En l'absence d'ES, reste toutefois à déterminer si la rémunération de la prestation peut relever d'une catégorie de revenus autre que celles des bénéfices d'entreprises et si la convention autorise alors le prélèvement d'un impôt à la source. La qualification en « redevances » suppose un véritable transfert de savoir-faire préexistant, non divulgué et utilisable par le client (des « informations ayant trait à une expérience acquise dans le domaine industriel, commercial ou scientifique » selon le Modèle OCDE). À défaut, la rémunération correspond en principe à des prestations de services relevant des bénéfices d’entreprises (ou dispositions équivalentes), sauf si la convention étend explicitement la notion de redevances aux services techniques (par exemple, la convention franco-indienne ) ou comporte un article spécifique de type « services techniques ». En cas de contrats mixtes (redevances/assistance), il est nécessaire de procéder à une ventilation ou d’appliquer la règle de l’accessoire si un élément est principal pour déterminer le traitement fiscal.
Pour conclure, précisons que l'ONU travaille actuellement à l'élaboration d'une convention-cadre fiscale et de deux protocoles juridiquement contraignants dont l'un concerne la fiscalité des services transfrontaliers. Ce projet de l'ONU vise à rééquilibrer le développement de la politique fiscale internationale en donnant plus de pouvoir d’imposer aux pays en développement. Les travaux récents s’orientent vers des droits d’imposition partagés pour les revenus de services, avec des options discutées entre retenue à la source sur base brute et imposition sur base nette, ainsi que sur le périmètre des services couverts. Un nouveau nexus fiscal pourrait aussi, in fine, être retenu privilégiant la création de valeur (concept encore très flou) plutôt que la présence physique. Cette dynamique au sein des politiques fiscales internationales confirme la nécessité, en cas de réalisation d’une prestation transfrontière, d’une revue convention par convention avant de conclure à l’absence d’imposition à la source.

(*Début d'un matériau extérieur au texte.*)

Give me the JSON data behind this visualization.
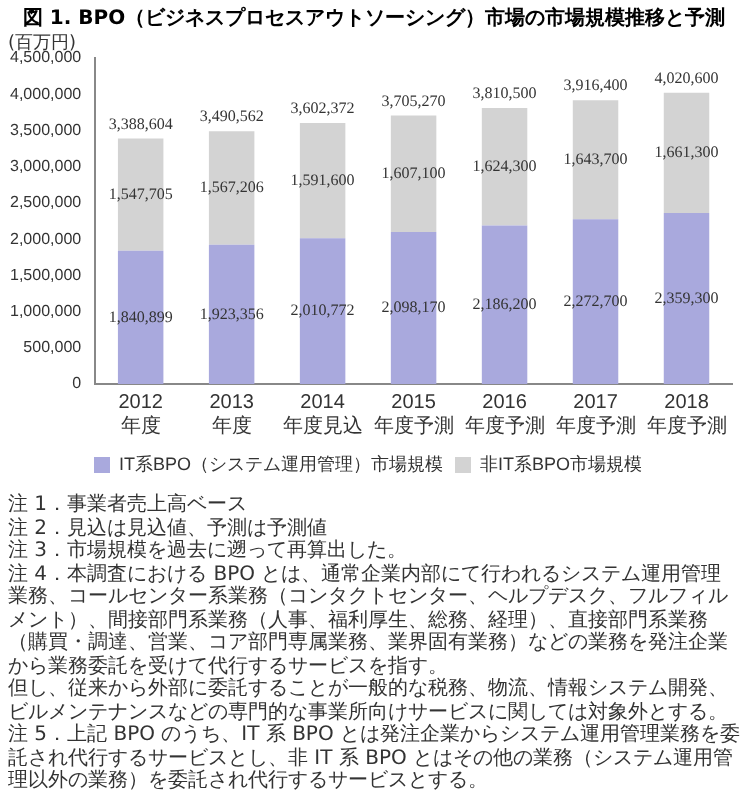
{
  "chart_data": {
    "type": "bar",
    "title": "図 1. BPO（ビジネスプロセスアウトソーシング）市場の市場規模推移と予測",
    "ylabel": "(百万円)",
    "categories": [
      "2012\n年度",
      "2013\n年度",
      "2014\n年度見込",
      "2015\n年度予測",
      "2016\n年度予測",
      "2017\n年度予測",
      "2018\n年度予測"
    ],
    "stacked": true,
    "series": [
      {
        "name": "IT系BPO（システム運用管理）市場規模",
        "color": "#a9a9dd",
        "values": [
          1840899,
          1923356,
          2010772,
          2098170,
          2186200,
          2272700,
          2359300
        ],
        "value_labels": [
          "1,840,899",
          "1,923,356",
          "2,010,772",
          "2,098,170",
          "2,186,200",
          "2,272,700",
          "2,359,300"
        ]
      },
      {
        "name": "非IT系BPO市場規模",
        "color": "#d3d3d3",
        "values": [
          1547705,
          1567206,
          1591600,
          1607100,
          1624300,
          1643700,
          1661300
        ],
        "value_labels": [
          "1,547,705",
          "1,567,206",
          "1,591,600",
          "1,607,100",
          "1,624,300",
          "1,643,700",
          "1,661,300"
        ]
      }
    ],
    "totals": [
      "3,388,604",
      "3,490,562",
      "3,602,372",
      "3,705,270",
      "3,810,500",
      "3,916,400",
      "4,020,600"
    ],
    "ylim": [
      0,
      4500000
    ],
    "yticks": [
      0,
      {
        "value": 500000,
        "label": "500,000"
      },
      {
        "value": 1000000,
        "label": "1,000,000"
      },
      {
        "value": 1500000,
        "label": "1,500,000"
      },
      {
        "value": 2000000,
        "label": "2,000,000"
      },
      {
        "value": 2500000,
        "label": "2,500,000"
      },
      {
        "value": 3000000,
        "label": "3,000,000"
      },
      {
        "value": 3500000,
        "label": "3,500,000"
      },
      {
        "value": 4000000,
        "label": "4,000,000"
      },
      {
        "value": 4500000,
        "label": "4,500,000"
      }
    ],
    "grid": false,
    "legend": "bottom",
    "annotations": [
      "注 1．事業者売上高ベース",
      "注 2．見込は見込値、予測は予測値",
      "注 3．市場規模を過去に遡って再算出した。",
      "注 4．本調査における BPO とは、通常企業内部にて行われるシステム運用管理業務、コールセンター系業務（コンタクトセンター、ヘルプデスク、フルフィルメント）、間接部門系業務（人事、福利厚生、総務、経理）、直接部門系業務（購買・調達、営業、コア部門専属業務、業界固有業務）などの業務を発注企業から業務委託を受けて代行するサービスを指す。",
      "但し、従来から外部に委託することが一般的な税務、物流、情報システム開発、ビルメンテナンスなどの専門的な事業所向けサービスに関しては対象外とする。",
      "注 5．上記 BPO のうち、IT 系 BPO とは発注企業からシステム運用管理業務を委託され代行するサービスとし、非 IT 系 BPO とはその他の業務（システム運用管理以外の業務）を委託され代行するサービスとする。"
    ]
  }
}
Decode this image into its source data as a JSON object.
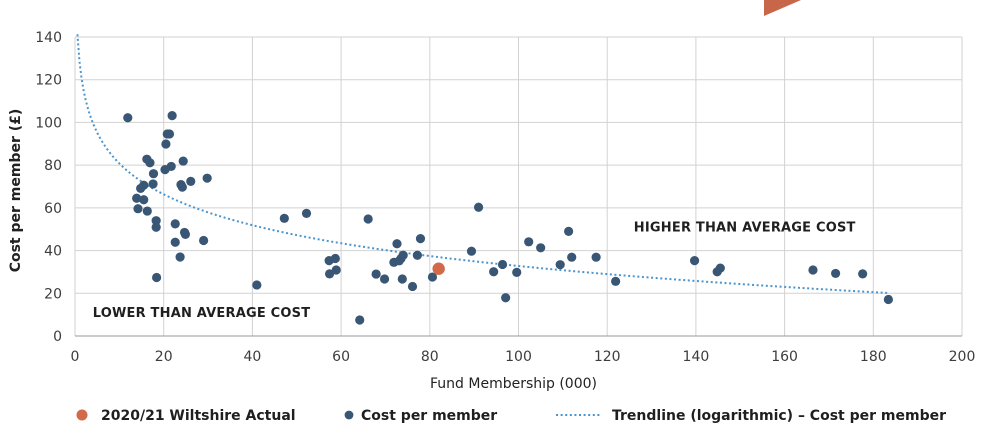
{
  "chart_data": {
    "type": "scatter",
    "xlabel": "Fund Membership (000)",
    "ylabel": "Cost per member (£)",
    "xlim": [
      0,
      200
    ],
    "ylim": [
      0,
      140
    ],
    "x_ticks": [
      0,
      20,
      40,
      60,
      80,
      100,
      120,
      140,
      160,
      180,
      200
    ],
    "y_ticks": [
      0,
      20,
      40,
      60,
      80,
      100,
      120,
      140
    ],
    "grid": true,
    "legend_position": "bottom",
    "annotations": [
      {
        "text": "HIGHER THAN AVERAGE COST",
        "x": 126,
        "y": 49
      },
      {
        "text": "LOWER THAN AVERAGE COST",
        "x": 4,
        "y": 9
      }
    ],
    "series": [
      {
        "name": "2020/21 Wiltshire Actual",
        "kind": "point",
        "color": "#d2694b",
        "points": [
          [
            82,
            31.5
          ]
        ]
      },
      {
        "name": "Cost per member",
        "kind": "point",
        "color": "#3a5675",
        "points": [
          [
            11.9,
            102.2
          ],
          [
            13.9,
            64.5
          ],
          [
            14.2,
            59.6
          ],
          [
            14.8,
            69.1
          ],
          [
            15.5,
            70.6
          ],
          [
            15.5,
            63.8
          ],
          [
            16.2,
            82.8
          ],
          [
            16.3,
            58.5
          ],
          [
            16.9,
            81.1
          ],
          [
            17.6,
            71.2
          ],
          [
            17.7,
            76.0
          ],
          [
            18.3,
            54.0
          ],
          [
            18.3,
            50.9
          ],
          [
            18.4,
            27.4
          ],
          [
            20.3,
            77.9
          ],
          [
            20.5,
            89.9
          ],
          [
            20.8,
            94.6
          ],
          [
            21.3,
            94.6
          ],
          [
            21.7,
            79.4
          ],
          [
            21.9,
            103.2
          ],
          [
            22.6,
            52.5
          ],
          [
            22.6,
            43.9
          ],
          [
            23.7,
            37.0
          ],
          [
            23.9,
            70.9
          ],
          [
            24.2,
            69.7
          ],
          [
            24.4,
            81.9
          ],
          [
            24.7,
            48.5
          ],
          [
            24.9,
            47.6
          ],
          [
            26.1,
            72.4
          ],
          [
            29.0,
            44.7
          ],
          [
            29.8,
            73.9
          ],
          [
            41.0,
            23.9
          ],
          [
            47.2,
            55.1
          ],
          [
            52.2,
            57.4
          ],
          [
            57.3,
            35.3
          ],
          [
            57.4,
            29.1
          ],
          [
            58.7,
            36.3
          ],
          [
            58.9,
            30.9
          ],
          [
            64.2,
            7.5
          ],
          [
            66.1,
            54.8
          ],
          [
            67.9,
            29.0
          ],
          [
            69.8,
            26.7
          ],
          [
            71.9,
            34.5
          ],
          [
            72.6,
            43.2
          ],
          [
            73.1,
            35.2
          ],
          [
            73.5,
            36.3
          ],
          [
            73.8,
            26.7
          ],
          [
            74.0,
            37.8
          ],
          [
            76.1,
            23.2
          ],
          [
            77.2,
            37.8
          ],
          [
            77.9,
            45.6
          ],
          [
            80.6,
            27.6
          ],
          [
            89.4,
            39.7
          ],
          [
            91.0,
            60.3
          ],
          [
            94.4,
            30.1
          ],
          [
            96.4,
            33.5
          ],
          [
            97.1,
            17.9
          ],
          [
            99.6,
            29.8
          ],
          [
            102.3,
            44.1
          ],
          [
            105.0,
            41.3
          ],
          [
            109.4,
            33.4
          ],
          [
            111.3,
            49.0
          ],
          [
            112.0,
            36.9
          ],
          [
            117.5,
            36.9
          ],
          [
            121.9,
            25.6
          ],
          [
            139.7,
            35.3
          ],
          [
            144.8,
            30.1
          ],
          [
            145.5,
            31.8
          ],
          [
            166.4,
            30.9
          ],
          [
            171.5,
            29.3
          ],
          [
            177.6,
            29.1
          ],
          [
            183.4,
            17.1
          ]
        ]
      },
      {
        "name": "Trendline (logarithmic) – Cost per member",
        "kind": "trendline",
        "color": "#4a95cf",
        "equation": "y = 128.8 - 20.85 * ln(x)"
      }
    ]
  },
  "decor": {
    "corner_shape": {
      "name": "corner-triangle",
      "color": "#c8664a"
    }
  }
}
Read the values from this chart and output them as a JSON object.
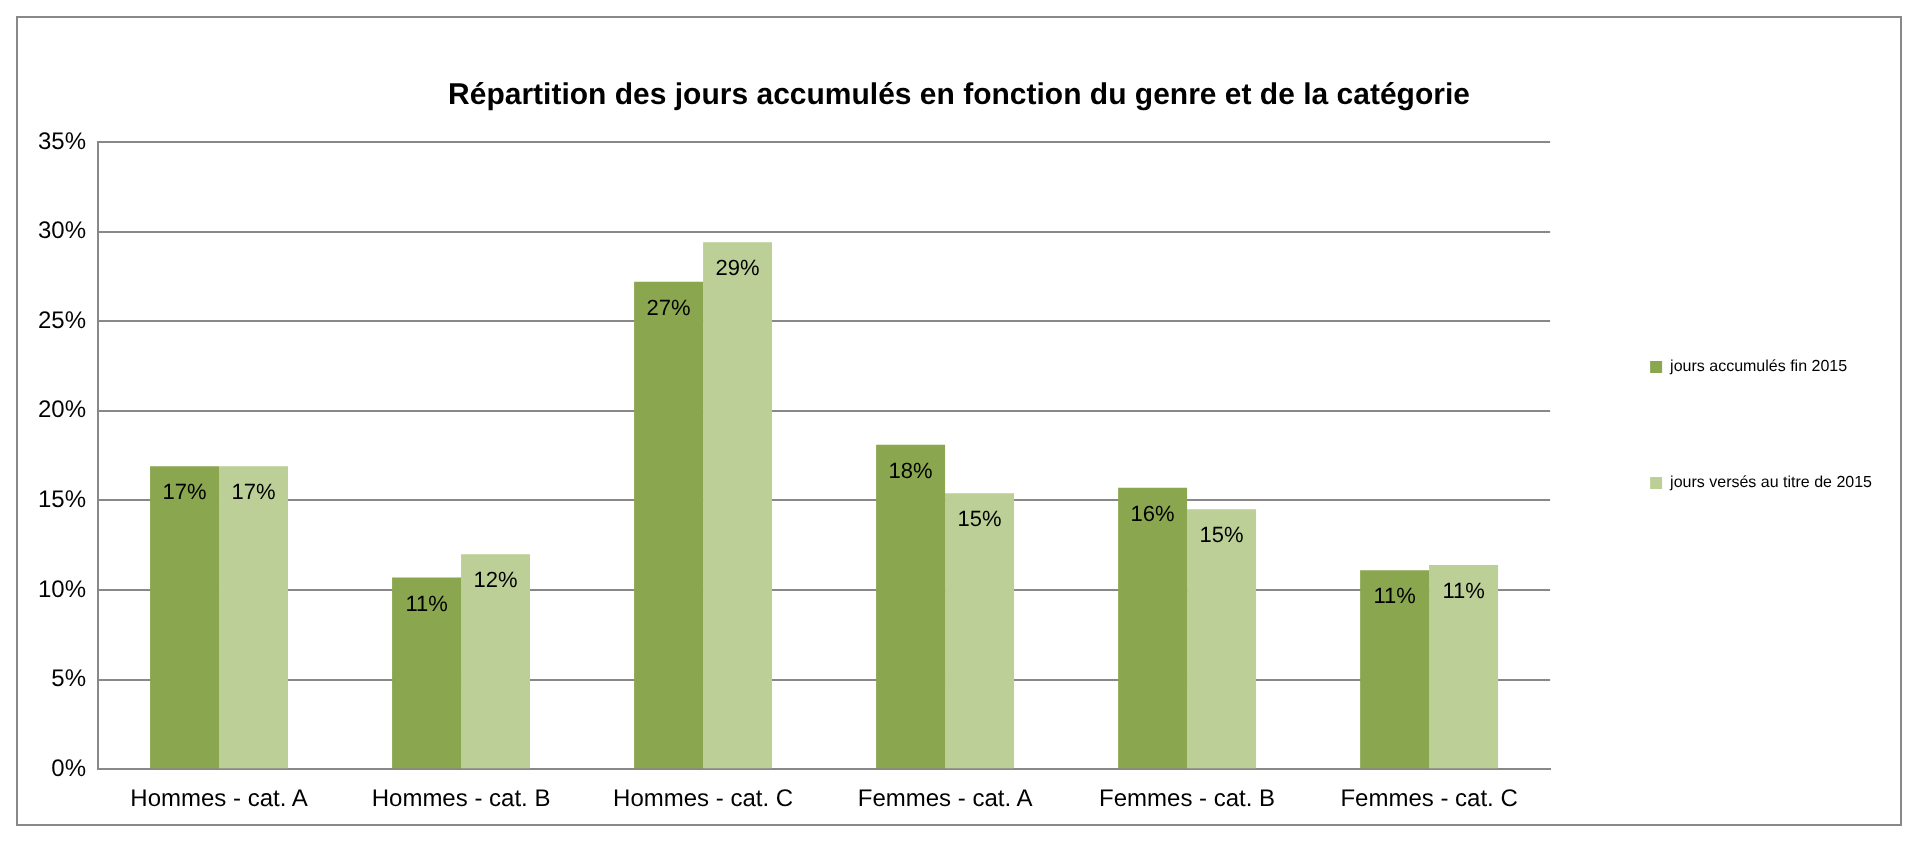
{
  "chart_data": {
    "type": "bar",
    "title": "Répartition des jours accumulés en fonction du genre et de la catégorie",
    "categories": [
      "Hommes - cat. A",
      "Hommes - cat. B",
      "Hommes - cat. C",
      "Femmes - cat. A",
      "Femmes - cat. B",
      "Femmes - cat. C"
    ],
    "series": [
      {
        "name": "jours accumulés fin 2015",
        "color": "#8aa64f",
        "values": [
          16.9,
          10.7,
          27.2,
          18.1,
          15.7,
          11.1
        ],
        "value_labels": [
          "17%",
          "11%",
          "27%",
          "18%",
          "16%",
          "11%"
        ]
      },
      {
        "name": "jours versés au titre de 2015",
        "color": "#bccf97",
        "values": [
          16.9,
          12.0,
          29.4,
          15.4,
          14.5,
          11.4
        ],
        "value_labels": [
          "17%",
          "12%",
          "29%",
          "15%",
          "15%",
          "11%"
        ]
      }
    ],
    "ylim": [
      0,
      35
    ],
    "yticks": [
      {
        "value": 0,
        "label": "0%"
      },
      {
        "value": 5,
        "label": "5%"
      },
      {
        "value": 10,
        "label": "10%"
      },
      {
        "value": 15,
        "label": "15%"
      },
      {
        "value": 20,
        "label": "20%"
      },
      {
        "value": 25,
        "label": "25%"
      },
      {
        "value": 30,
        "label": "30%"
      },
      {
        "value": 35,
        "label": "35%"
      }
    ],
    "grid": "y",
    "legend": "right"
  }
}
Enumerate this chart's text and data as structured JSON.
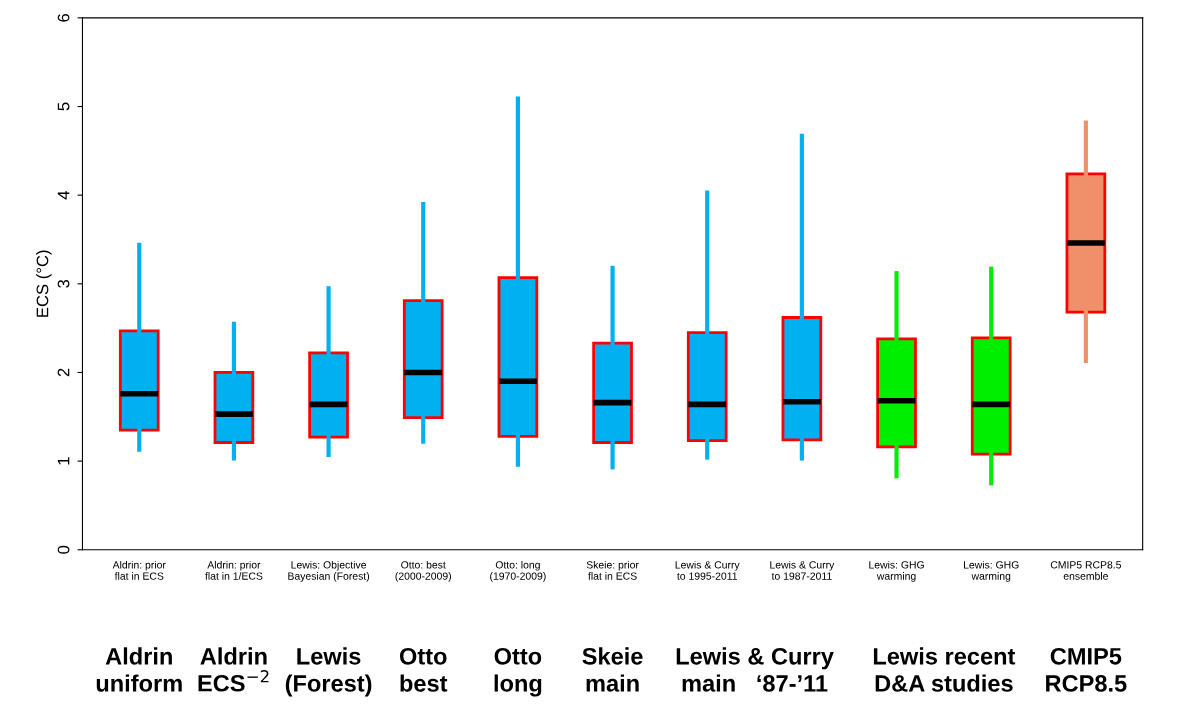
{
  "chart_data": {
    "type": "box",
    "ylabel": "ECS (°C)",
    "categories": [
      "Aldrin: prior\nflat in ECS",
      "Aldrin: prior\nflat in 1/ECS",
      "Lewis: Objective\nBayesian (Forest)",
      "Otto: best\n(2000-2009)",
      "Otto: long\n(1970-2009)",
      "Skeie: prior\nflat in ECS",
      "Lewis & Curry\nto 1995-2011",
      "Lewis & Curry\nto 1987-2011",
      "Lewis: GHG\nwarming",
      "Lewis: GHG\nwarming",
      "CMIP5 RCP8.5\nensemble"
    ],
    "boxes": [
      {
        "low": 1.13,
        "q1": 1.35,
        "median": 1.76,
        "q3": 2.47,
        "high": 3.44
      },
      {
        "low": 1.03,
        "q1": 1.21,
        "median": 1.53,
        "q3": 2.0,
        "high": 2.55
      },
      {
        "low": 1.07,
        "q1": 1.27,
        "median": 1.64,
        "q3": 2.22,
        "high": 2.95
      },
      {
        "low": 1.22,
        "q1": 1.49,
        "median": 2.0,
        "q3": 2.81,
        "high": 3.9
      },
      {
        "low": 0.96,
        "q1": 1.28,
        "median": 1.9,
        "q3": 3.07,
        "high": 5.09
      },
      {
        "low": 0.93,
        "q1": 1.21,
        "median": 1.66,
        "q3": 2.33,
        "high": 3.18
      },
      {
        "low": 1.04,
        "q1": 1.23,
        "median": 1.64,
        "q3": 2.45,
        "high": 4.03
      },
      {
        "low": 1.03,
        "q1": 1.24,
        "median": 1.67,
        "q3": 2.62,
        "high": 4.67
      },
      {
        "low": 0.83,
        "q1": 1.16,
        "median": 1.68,
        "q3": 2.38,
        "high": 3.12
      },
      {
        "low": 0.75,
        "q1": 1.08,
        "median": 1.64,
        "q3": 2.39,
        "high": 3.17
      },
      {
        "low": 2.13,
        "q1": 2.68,
        "median": 3.46,
        "q3": 4.24,
        "high": 4.82
      }
    ],
    "colors": [
      "#00b0f0",
      "#00b0f0",
      "#00b0f0",
      "#00b0f0",
      "#00b0f0",
      "#00b0f0",
      "#00b0f0",
      "#00b0f0",
      "#00ee00",
      "#00ee00",
      "#f0906a"
    ],
    "ylim": [
      0,
      6
    ],
    "yticks": [
      0,
      1,
      2,
      3,
      4,
      5,
      6
    ],
    "annotations": [
      "Aldrin\nuniform",
      "Aldrin\nECS$^{−2}$",
      "Lewis\n(Forest)",
      "Otto\nbest",
      "Otto\nlong",
      "Skeie\nmain",
      "Lewis & Curry\nmain   ‘87-’11",
      "Lewis recent\nD&A studies",
      "CMIP5\nRCP8.5"
    ]
  }
}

Les entreprises du secteur doivent donc être particulièrement vigilante sur les contrats impliquant des clients dans des pays en développement, ces derniers ayant une forte tendance à vouloir imposer le profit résultant de cette activité exercée sur leur territoire. Le système de la retenue à la source est très pénalisant puisqu’il impose un revenu brut sans déduction d’aucune charge. Et même lorsque la convention prévoit cette retenue à la source, il n’est pas évident que celle-ci puisse être imputée en totalité sur le bénéfice net de l’entreprise qui rend les services, entrainant un reliquat potentiel de double imposition. Quant à l’imposition au titre d’un ES de services, si elle permet une imposition sur une base nette de charges, l’expérience montre que l’allocation des charges à l’ES peut être source de discussion avec l’administration fiscale locale.